All the fun of Ninja Assassin comes in the cool of the moves, the way the film is redefining and seeking depth in the accepted iconography of ninja cinema. Where Michael Sand and J. Michael Straczynski’s script stands above other ninja films is in their determination to make it a story that delves in and finds the soul of a ninja. The ninja are played for the maximum mystique that they are associated with on screen – emotionless, inscrutable, with near-superhuman abilities to move with stealth – which are combined with the standard martial arts cliches of brutal training regimes. The film hovers on the borderline of fantasy – the ninja have mystical powers of healing and stealth, Sho Kosugi has a move that allows him to reach into someone’s stomach and cause maximum pain without penetrating the skin, while at the climax he reveals the power to move at an accelerated rate.

With V for Vendetta, James McTeigue was relatively restrained in the action department but more than proves his hand here in a series of superbly enervated visuals that light the film up with actinic flamboyance. Indeed, Ninja Assassin is as visually breathtaking and exciting as it was watching The Matrix for the first time ten years ago. This is no more evident than the opening scene where a brash yakuza acolyte in a tattoo parlour receives an envelope of black sand and is scorn is abruptly silenced as the screen is rapidly and bloodily wiped in a series of severed arms, sword guttings and bodies being beheaded, with the shadowy assailants only being seen in subliminal flashes. It is an incredibly vivid opening that jolts every member of the audience bolt awake like a triple shot of espresso mainlined direct to the veins and presages well for what is to come.

Sensational action sequences in Ninja Assassin (2009)
Rain in the middle of the sensational action sequences

Subsequently, there is an exhilarating sequence with the ninja invading the underground hideout where Rain is being held prisoner, climaxing in Rain eliminating attacking ninja en masse with a whirling blade on the end of a chain and fleeing through the complex from a hail of shuriken that fly like machine-gun fire and finally engaged in a sword fight with an opponent bare-chested amid the flow of oncoming traffic on the street.
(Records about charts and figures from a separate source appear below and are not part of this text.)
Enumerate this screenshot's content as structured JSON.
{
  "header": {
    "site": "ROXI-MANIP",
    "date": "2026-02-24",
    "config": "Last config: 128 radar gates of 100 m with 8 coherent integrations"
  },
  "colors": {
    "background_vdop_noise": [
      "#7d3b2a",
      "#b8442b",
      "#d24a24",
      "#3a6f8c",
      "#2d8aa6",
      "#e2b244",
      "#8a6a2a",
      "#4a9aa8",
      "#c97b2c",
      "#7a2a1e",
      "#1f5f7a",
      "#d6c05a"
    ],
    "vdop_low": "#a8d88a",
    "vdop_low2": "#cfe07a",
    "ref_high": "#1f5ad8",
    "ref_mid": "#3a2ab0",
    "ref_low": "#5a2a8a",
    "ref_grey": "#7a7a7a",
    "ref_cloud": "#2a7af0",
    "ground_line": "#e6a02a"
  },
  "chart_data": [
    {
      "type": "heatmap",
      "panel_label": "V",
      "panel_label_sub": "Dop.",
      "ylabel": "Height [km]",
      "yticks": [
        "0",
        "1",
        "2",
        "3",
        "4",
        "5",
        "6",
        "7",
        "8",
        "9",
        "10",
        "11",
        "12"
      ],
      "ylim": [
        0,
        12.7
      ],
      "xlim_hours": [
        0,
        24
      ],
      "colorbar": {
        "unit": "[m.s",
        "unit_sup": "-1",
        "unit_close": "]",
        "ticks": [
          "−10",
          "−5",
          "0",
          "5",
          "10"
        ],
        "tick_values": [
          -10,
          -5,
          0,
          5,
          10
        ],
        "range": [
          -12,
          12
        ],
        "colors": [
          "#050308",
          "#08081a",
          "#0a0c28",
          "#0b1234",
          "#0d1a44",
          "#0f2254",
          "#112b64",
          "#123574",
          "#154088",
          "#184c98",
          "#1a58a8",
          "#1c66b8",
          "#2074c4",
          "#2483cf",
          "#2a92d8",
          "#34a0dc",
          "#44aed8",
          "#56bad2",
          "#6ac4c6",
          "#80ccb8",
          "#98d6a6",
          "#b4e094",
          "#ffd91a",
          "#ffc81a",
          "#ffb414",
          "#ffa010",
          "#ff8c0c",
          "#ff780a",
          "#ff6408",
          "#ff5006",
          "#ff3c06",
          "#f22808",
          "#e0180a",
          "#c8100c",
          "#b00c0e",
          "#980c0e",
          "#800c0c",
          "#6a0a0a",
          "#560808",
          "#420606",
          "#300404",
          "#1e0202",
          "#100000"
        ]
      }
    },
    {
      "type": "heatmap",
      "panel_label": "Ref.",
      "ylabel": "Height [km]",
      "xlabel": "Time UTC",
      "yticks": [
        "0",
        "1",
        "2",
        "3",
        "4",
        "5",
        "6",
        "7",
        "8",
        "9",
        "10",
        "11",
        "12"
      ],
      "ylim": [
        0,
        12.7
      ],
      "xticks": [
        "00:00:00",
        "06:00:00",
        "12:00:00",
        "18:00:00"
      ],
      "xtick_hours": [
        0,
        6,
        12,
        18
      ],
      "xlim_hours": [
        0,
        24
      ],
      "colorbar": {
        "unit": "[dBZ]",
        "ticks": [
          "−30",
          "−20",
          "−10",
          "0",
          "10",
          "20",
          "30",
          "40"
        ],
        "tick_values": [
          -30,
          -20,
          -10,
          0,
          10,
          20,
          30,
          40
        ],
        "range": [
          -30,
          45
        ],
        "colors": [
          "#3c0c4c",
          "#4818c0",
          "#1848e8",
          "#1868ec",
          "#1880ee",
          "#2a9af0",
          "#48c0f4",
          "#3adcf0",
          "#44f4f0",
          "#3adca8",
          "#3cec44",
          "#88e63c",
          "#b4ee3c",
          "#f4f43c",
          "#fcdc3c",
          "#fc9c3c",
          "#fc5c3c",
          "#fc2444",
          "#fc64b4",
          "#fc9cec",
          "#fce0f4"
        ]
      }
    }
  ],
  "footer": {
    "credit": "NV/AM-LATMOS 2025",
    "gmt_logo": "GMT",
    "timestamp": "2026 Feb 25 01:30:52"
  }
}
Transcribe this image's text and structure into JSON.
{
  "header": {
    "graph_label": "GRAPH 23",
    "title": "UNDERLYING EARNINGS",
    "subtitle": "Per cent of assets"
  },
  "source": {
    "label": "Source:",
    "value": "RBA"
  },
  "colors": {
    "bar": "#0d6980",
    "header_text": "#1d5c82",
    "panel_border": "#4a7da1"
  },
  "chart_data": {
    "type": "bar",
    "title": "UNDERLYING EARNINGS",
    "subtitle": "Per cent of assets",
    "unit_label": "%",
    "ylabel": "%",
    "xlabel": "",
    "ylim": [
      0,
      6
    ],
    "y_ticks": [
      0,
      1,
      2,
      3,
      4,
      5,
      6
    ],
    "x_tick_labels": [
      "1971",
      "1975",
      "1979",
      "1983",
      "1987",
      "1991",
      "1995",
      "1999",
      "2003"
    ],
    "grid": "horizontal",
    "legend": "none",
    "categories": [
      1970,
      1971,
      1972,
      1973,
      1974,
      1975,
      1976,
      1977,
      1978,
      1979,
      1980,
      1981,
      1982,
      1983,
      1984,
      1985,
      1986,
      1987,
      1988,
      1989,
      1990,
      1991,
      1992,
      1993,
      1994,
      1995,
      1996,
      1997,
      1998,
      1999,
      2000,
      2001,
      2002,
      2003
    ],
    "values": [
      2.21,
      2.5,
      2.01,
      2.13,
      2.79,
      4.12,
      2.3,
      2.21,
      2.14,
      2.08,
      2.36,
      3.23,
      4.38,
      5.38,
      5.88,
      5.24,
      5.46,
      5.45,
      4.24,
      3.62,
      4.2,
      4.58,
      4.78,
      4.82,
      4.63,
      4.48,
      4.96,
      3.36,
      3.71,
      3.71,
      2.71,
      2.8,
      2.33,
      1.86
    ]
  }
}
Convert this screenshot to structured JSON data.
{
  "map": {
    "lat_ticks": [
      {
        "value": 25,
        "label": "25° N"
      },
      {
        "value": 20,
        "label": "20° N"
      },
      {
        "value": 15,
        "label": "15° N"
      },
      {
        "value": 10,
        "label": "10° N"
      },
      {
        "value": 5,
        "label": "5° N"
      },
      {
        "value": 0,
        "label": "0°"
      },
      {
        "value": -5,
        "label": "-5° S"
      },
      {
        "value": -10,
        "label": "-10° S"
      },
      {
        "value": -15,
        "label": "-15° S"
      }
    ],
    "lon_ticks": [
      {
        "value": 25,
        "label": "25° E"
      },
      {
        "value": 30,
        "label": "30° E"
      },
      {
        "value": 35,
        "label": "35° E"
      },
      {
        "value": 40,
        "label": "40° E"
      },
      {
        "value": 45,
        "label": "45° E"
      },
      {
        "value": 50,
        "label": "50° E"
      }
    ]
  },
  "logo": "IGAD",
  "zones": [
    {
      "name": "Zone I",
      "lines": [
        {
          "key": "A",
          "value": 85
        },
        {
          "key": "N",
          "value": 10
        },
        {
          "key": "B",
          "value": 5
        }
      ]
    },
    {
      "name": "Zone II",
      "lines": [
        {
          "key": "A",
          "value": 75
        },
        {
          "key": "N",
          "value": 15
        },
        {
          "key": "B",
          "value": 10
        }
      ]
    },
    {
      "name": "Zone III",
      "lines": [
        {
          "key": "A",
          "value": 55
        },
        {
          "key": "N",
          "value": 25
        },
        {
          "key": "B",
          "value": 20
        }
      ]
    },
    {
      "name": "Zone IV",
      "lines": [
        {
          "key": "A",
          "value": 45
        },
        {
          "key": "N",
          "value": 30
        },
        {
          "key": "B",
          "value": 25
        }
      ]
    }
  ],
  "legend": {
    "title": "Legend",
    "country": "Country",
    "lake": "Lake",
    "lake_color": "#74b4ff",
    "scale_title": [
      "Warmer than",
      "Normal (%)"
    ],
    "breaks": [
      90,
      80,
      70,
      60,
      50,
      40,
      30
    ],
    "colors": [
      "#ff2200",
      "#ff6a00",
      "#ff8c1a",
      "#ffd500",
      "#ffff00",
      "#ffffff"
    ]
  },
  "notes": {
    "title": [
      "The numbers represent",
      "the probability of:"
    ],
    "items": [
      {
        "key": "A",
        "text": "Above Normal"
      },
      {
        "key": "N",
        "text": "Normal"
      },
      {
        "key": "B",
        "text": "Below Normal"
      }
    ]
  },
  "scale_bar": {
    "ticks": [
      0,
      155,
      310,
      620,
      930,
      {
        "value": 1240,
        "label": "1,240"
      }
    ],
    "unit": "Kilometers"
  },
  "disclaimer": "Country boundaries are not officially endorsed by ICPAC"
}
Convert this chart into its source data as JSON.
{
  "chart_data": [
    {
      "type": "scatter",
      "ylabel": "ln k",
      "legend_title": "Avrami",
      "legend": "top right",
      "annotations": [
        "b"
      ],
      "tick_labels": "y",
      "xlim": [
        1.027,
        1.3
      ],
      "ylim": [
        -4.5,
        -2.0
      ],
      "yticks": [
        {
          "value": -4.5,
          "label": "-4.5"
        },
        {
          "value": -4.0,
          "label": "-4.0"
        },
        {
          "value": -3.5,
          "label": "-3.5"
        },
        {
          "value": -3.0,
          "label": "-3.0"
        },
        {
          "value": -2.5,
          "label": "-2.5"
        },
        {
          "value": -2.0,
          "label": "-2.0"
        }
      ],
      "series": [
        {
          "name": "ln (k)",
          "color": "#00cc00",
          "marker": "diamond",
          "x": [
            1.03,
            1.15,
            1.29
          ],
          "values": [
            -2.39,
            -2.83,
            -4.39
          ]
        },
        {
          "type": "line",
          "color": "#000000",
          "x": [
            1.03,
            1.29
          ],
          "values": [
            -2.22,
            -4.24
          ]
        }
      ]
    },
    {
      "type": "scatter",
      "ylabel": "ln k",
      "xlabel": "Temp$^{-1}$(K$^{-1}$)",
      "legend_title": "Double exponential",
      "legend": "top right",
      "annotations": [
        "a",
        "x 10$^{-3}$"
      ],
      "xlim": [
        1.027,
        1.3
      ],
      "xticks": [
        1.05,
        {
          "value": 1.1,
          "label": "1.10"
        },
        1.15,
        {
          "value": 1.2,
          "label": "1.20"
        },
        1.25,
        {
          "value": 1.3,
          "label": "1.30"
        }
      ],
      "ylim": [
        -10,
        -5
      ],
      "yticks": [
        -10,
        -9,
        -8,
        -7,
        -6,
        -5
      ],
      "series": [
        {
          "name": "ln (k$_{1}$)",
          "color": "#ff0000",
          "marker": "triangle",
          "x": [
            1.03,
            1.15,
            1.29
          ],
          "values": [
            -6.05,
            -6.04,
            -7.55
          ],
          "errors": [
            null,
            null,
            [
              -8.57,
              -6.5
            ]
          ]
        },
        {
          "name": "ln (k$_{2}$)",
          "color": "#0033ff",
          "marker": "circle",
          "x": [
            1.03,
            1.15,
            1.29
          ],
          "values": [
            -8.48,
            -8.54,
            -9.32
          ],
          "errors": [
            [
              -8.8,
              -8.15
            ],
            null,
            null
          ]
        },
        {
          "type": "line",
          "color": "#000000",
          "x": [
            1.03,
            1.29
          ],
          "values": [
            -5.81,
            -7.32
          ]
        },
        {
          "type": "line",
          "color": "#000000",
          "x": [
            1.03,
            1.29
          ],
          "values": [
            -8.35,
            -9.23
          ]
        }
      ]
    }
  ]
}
The film climaxes on an amazing set-piece with Rain and a seemingly supernaturally empowered Sho Kosugi showing down in a fight to the death amid a burning dojo. The pace and exhilaration that McTeigue puts into these scenes has a kinesis that totally leaves any action film of recent memory for dead.

The show is largely dominated by South Korean pop star Rain (who had previously appeared in the Wachowskis Speed Racer). Rain maintains a lethal and incredibly well buffed presence throughout the film. Opposite him is a coldly autocratic Sho Kosugi, the Japanese born, US-resident star of many of the original ninja films of the 1980s. Naomie Harris, who came to attention as the female lead in 28 Days Later (2002) and the voodoo queen in Pirates of the Caribbean: At World’s End (2007), is passable as Mika, although the role is largely one that requires her to take a passive role to the action.

James McTeigue subsequently went onto make the horror film The Raven (2012), featuring Edgar Allan Poe up against a serial killer, and the non-genre action film Survivor (2015) ) and the home invasion film Breaking In (2018), while he also acts as producer on The Matrix Resurrections (2021).

(Nominee for Best Director (James McTeigue) at this site’s Best of 2009 Awards).